Help with RegExp. (read from PDF)

Hi all,

I need some help with a regexp and hope you can help me.
Example rows look like this (from a PDF) that have 4 columns
In the following the brackets are there just to show the columns:
[2019-09-20] [2019-10-26] [940 C] [65565656]
Each have always ONE space in between.
I need to get the value “940 C”
The values can also look like this

  • 2019-09-20 2019-10-26 940 A65565656
    ** Should give the value “940”

  • 2019-09-20 2019-10-26 930 C 65565656
    ** Should give the value “930 C”

  • 2019-09-20 2019-10-26 940   B B655656CC
    ** Should give the value “940   B”

  • 2019-09-20 2019-10-26 B655656CC
    ** Here we have 3 columns. Bonus if this could give the value “” or empty, otherwise this can be handled afterwards.

What is a good RegExp I can use for this?

you can use substring funciton .

Are you set on regex? I think Split might be better here. First split by newline, then for each line you can split on spaces, ignore empty values, then grab index 2, check if index 3 contains exactly 1 character and append that to index 2 value if so.

If you’re absolutely set on regex then I can help with an expression on that as well, but it will rely on you always getting 2 dates, and always having the dates in the yyyy-MM-dd format & it is a bit tougher to get the optional single character after the number.

Thanks for the quick reply, will that work for all the examples that I have?
This as I don’t know the number of characters in this "third"column.
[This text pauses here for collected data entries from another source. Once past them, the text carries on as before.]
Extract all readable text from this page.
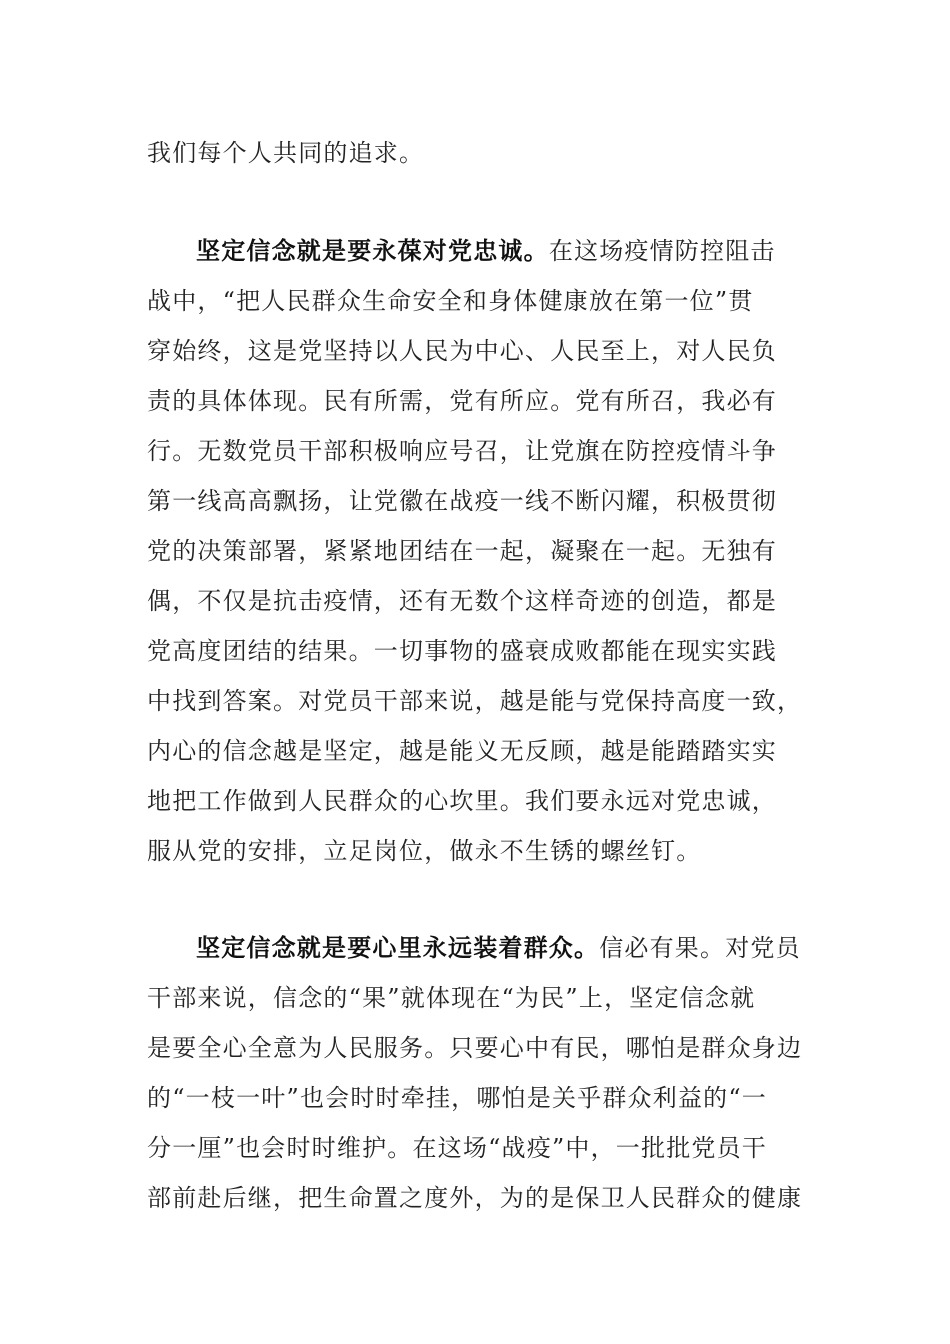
我们每个人共同的追求。
坚定信念就是要永葆对党忠诚。在这场疫情防控阻击
战中，“把人民群众生命安全和身体健康放在第一位”贯
穿始终，这是党坚持以人民为中心、人民至上，对人民负
责的具体体现。民有所需，党有所应。党有所召，我必有
行。无数党员干部积极响应号召，让党旗在防控疫情斗争
第一线高高飘扬，让党徽在战疫一线不断闪耀，积极贯彻
党的决策部署，紧紧地团结在一起，凝聚在一起。无独有
偶，不仅是抗击疫情，还有无数个这样奇迹的创造，都是
党高度团结的结果。一切事物的盛衰成败都能在现实实践
中找到答案。对党员干部来说，越是能与党保持高度一致，
内心的信念越是坚定，越是能义无反顾，越是能踏踏实实
地把工作做到人民群众的心坎里。我们要永远对党忠诚，
服从党的安排，立足岗位，做永不生锈的螺丝钉。
坚定信念就是要心里永远装着群众。信必有果。对党员
干部来说，信念的“果”就体现在“为民”上，坚定信念就
是要全心全意为人民服务。只要心中有民，哪怕是群众身边
的“一枝一叶”也会时时牵挂，哪怕是关乎群众利益的“一
分一厘”也会时时维护。在这场“战疫”中，一批批党员干
部前赴后继，把生命置之度外，为的是保卫人民群众的健康
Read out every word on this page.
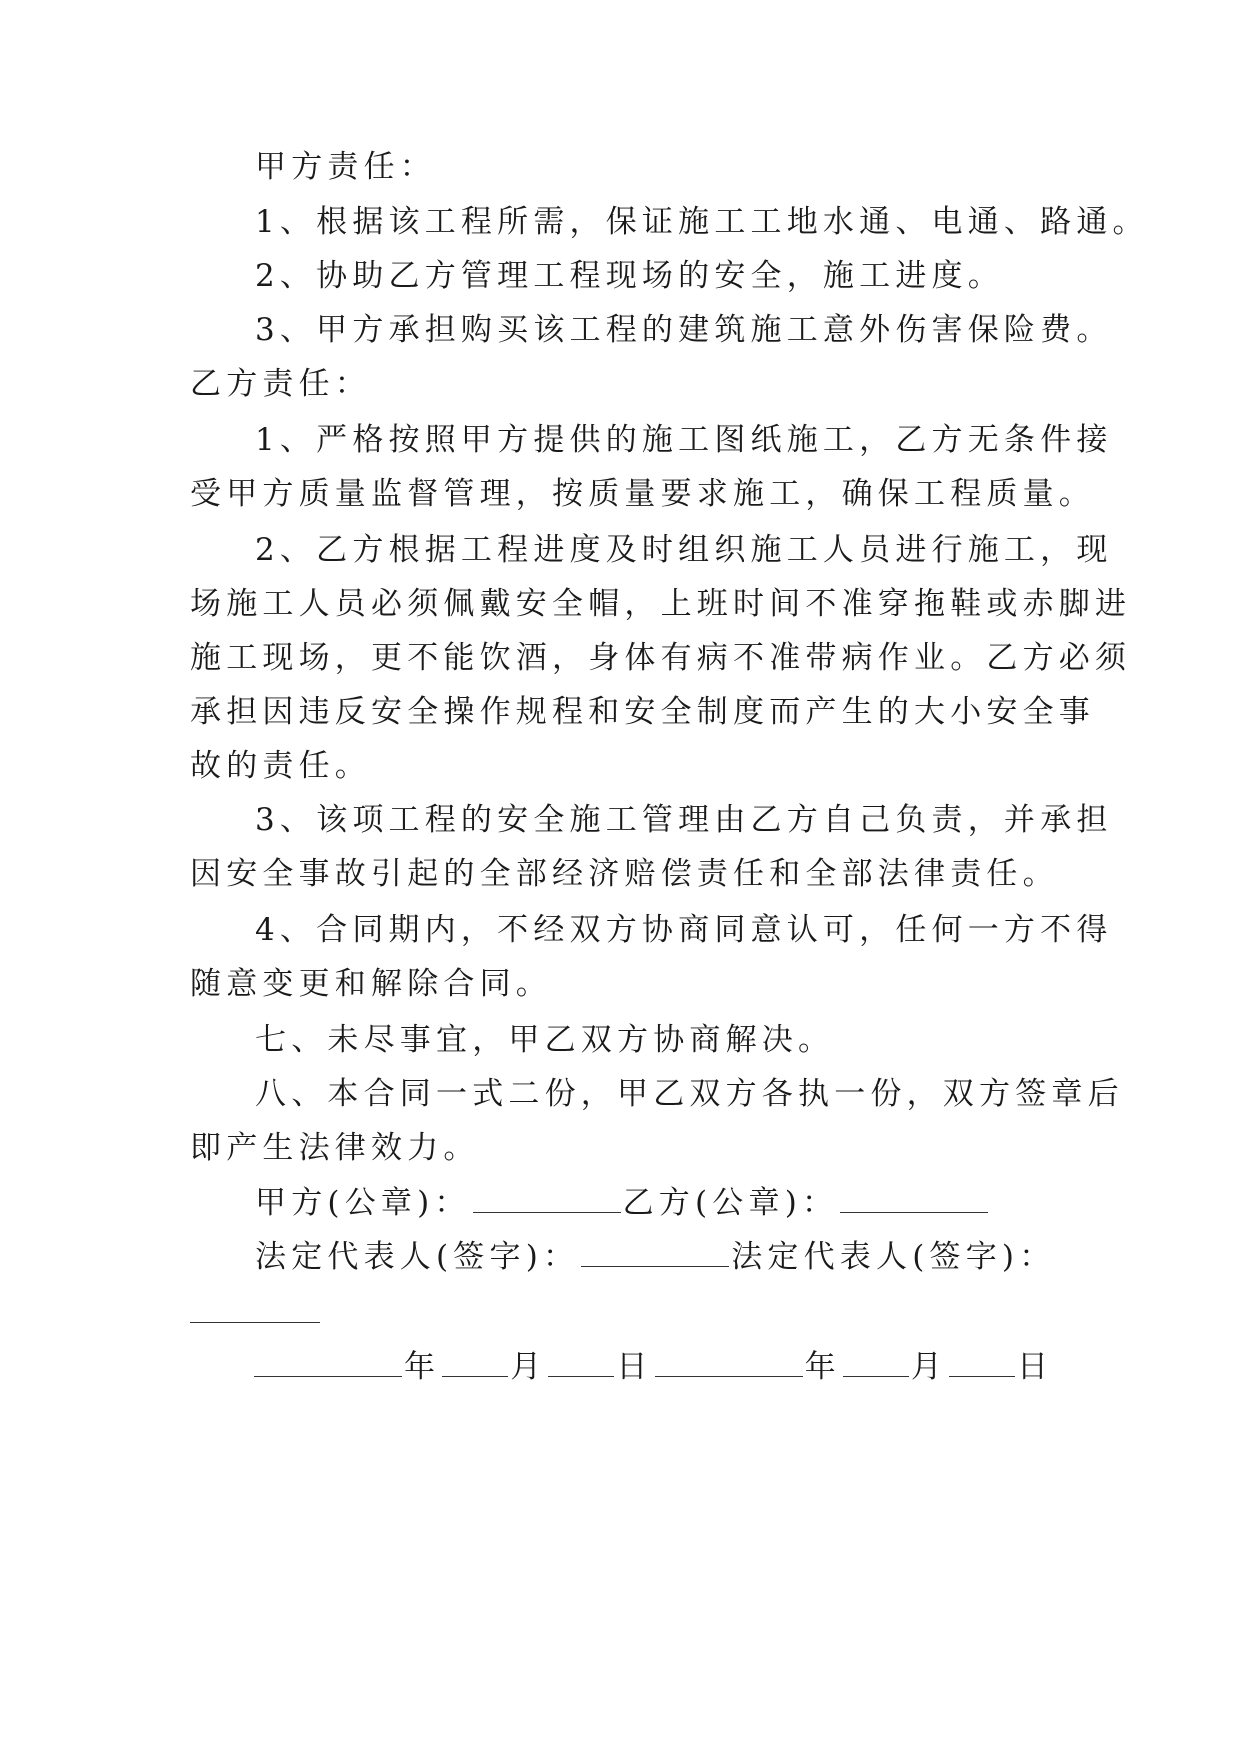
甲方责任：
1、根据该工程所需，保证施工工地水通、电通、路通。
2、协助乙方管理工程现场的安全，施工进度。
3、甲方承担购买该工程的建筑施工意外伤害保险费。
乙方责任：
1、严格按照甲方提供的施工图纸施工，乙方无条件接
受甲方质量监督管理，按质量要求施工，确保工程质量。
2、乙方根据工程进度及时组织施工人员进行施工，现
场施工人员必须佩戴安全帽，上班时间不准穿拖鞋或赤脚进
施工现场，更不能饮酒，身体有病不准带病作业。乙方必须
承担因违反安全操作规程和安全制度而产生的大小安全事
故的责任。
3、该项工程的安全施工管理由乙方自己负责，并承担
因安全事故引起的全部经济赔偿责任和全部法律责任。
4、合同期内，不经双方协商同意认可，任何一方不得
随意变更和解除合同。
七、未尽事宜，甲乙双方协商解决。
八、本合同一式二份，甲乙双方各执一份，双方签章后
即产生法律效力。
甲方(公章)：	乙方(公章)：
法定代表人(签字)：	法定代表人(签字)：
年 月 日	年 月 日
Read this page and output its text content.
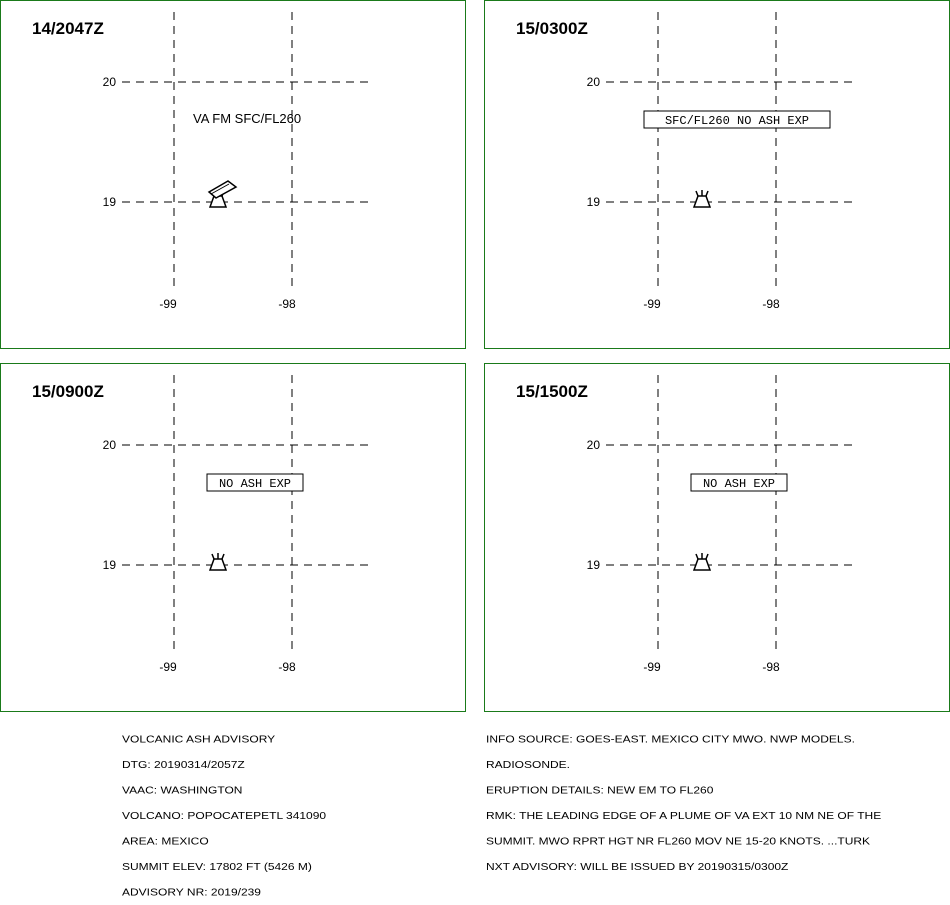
14/2047Z
20
19
-99	-98
VA FM SFC/FL260
15/0300Z
20
19
-99	-98
SFC/FL260 NO ASH EXP
15/0900Z
20
19
-99	-98
NO ASH EXP
15/1500Z
20
19
-99	-98
NO ASH EXP

VOLCANIC ASH ADVISORY

DTG: 20190314/2057Z

VAAC: WASHINGTON

VOLCANO: POPOCATEPETL 341090

AREA: MEXICO

SUMMIT ELEV: 17802 FT (5426 M)

ADVISORY NR: 2019/239

INFO SOURCE: GOES-EAST. MEXICO CITY MWO. NWP MODELS.

RADIOSONDE.

ERUPTION DETAILS: NEW EM TO FL260

RMK: THE LEADING EDGE OF A PLUME OF VA EXT 10 NM NE OF THE

SUMMIT. MWO RPRT HGT NR FL260 MOV NE 15-20 KNOTS. ...TURK

NXT ADVISORY: WILL BE ISSUED BY 20190315/0300Z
I’d still recommend using split, but below is a regex solution that would work. Get the value and use .Trim() to get rid of the excess spaces that could be present. Note that it is not possible to get an empty value using this regex method for option 4. However, you could use regex on each line individually and if no match is found, then give a string.empty value instead.

(?<=\d{4}-\d{2}-\d{2}\s+\d{4}-\d{2}-\d{2}\s*)(?(\d+\s+.(?=\s))\d+\s+.(?=\s)|\d+)

Assumptions:
You are looking for digits only in column 3 (switch the \d+ with .+ or the specific characters within [square brackets] if that isn’t true)
The 2 dates always come in the format of 4 digits - 2 digits - 2 digits

This has been tested at .NET Regex Tester - Regex Storm and works without issue based on your sample

1 Like

Thanks @Dave

I’ll try with split as well and see how that works.
Your RegEx seems to work fine but not for an example like this (where it will find “655656” which I don’t want):
2019-09-20 2019-10-26 655656

How can we add so that the value we are looking for is not at the end (not ends with $).
Then I think we can have a solution with Regexp for this.

Good point, I’ll add that in and edit this post (give me a couple min)

(?<=\d{4}-\d{2}-\d{2}\s*\d{4}-\d{2}-\d{2}\s*)(?(\d+\s+.(?=\s))\d+\s+.(?=\s)|\d+)(?!$)

You must have the multiline option checked (or use RegexOptions.Multiline if doing it in an assign) in order for this to work

1 Like

Sorry, one more example is the following:
2019-09-20 2019-10-26 904C 655656

Where I would need “904C”

@P_S Haha alright i’ve edited again for the new requirements :slight_smile:

(?<=\d{4}-\d{2}-\d{2}\s*\d{4}-\d{2}-\d{2}\s*)(?([0-9A-Za-z]+\s+.(?=\s))[0-9A-Za-z]+\s+.(?=\s)|[0-9A-Za-z]+\b)(?!$)

Multiline option must be used. This assumes it could be any character 0-9, A-Z, or a-z that you want to capture. It will grab column 3, column 4 (if it exists) and will not grab the final column

I tested the below Input and received the following matches: 940, 930 C, 940 B, 904C

2019-09-20 2019-10-26 940 A65565656

2019-09-20 2019-10-26 930 C 65565656

2019-09-20 2019-10-26 940   B B655656CC

2019-09-20 2019-10-26 655656

2019-09-20 2019-10-26 904C 655656

2019-09-20 2019-10-26 B655656CC
1 Like

convert to list the words
return list(2)

Thanks again @Dave! This seems to work fine! :slightly_smiling_face:

Seems it could be easier tho:
“2019-09-20 2019-10-26 940 A65565656”.Remove(0, 21).TrimStart.Split(" "c)(0)

This topic was automatically closed 3 days after the last reply. New replies are no longer allowed.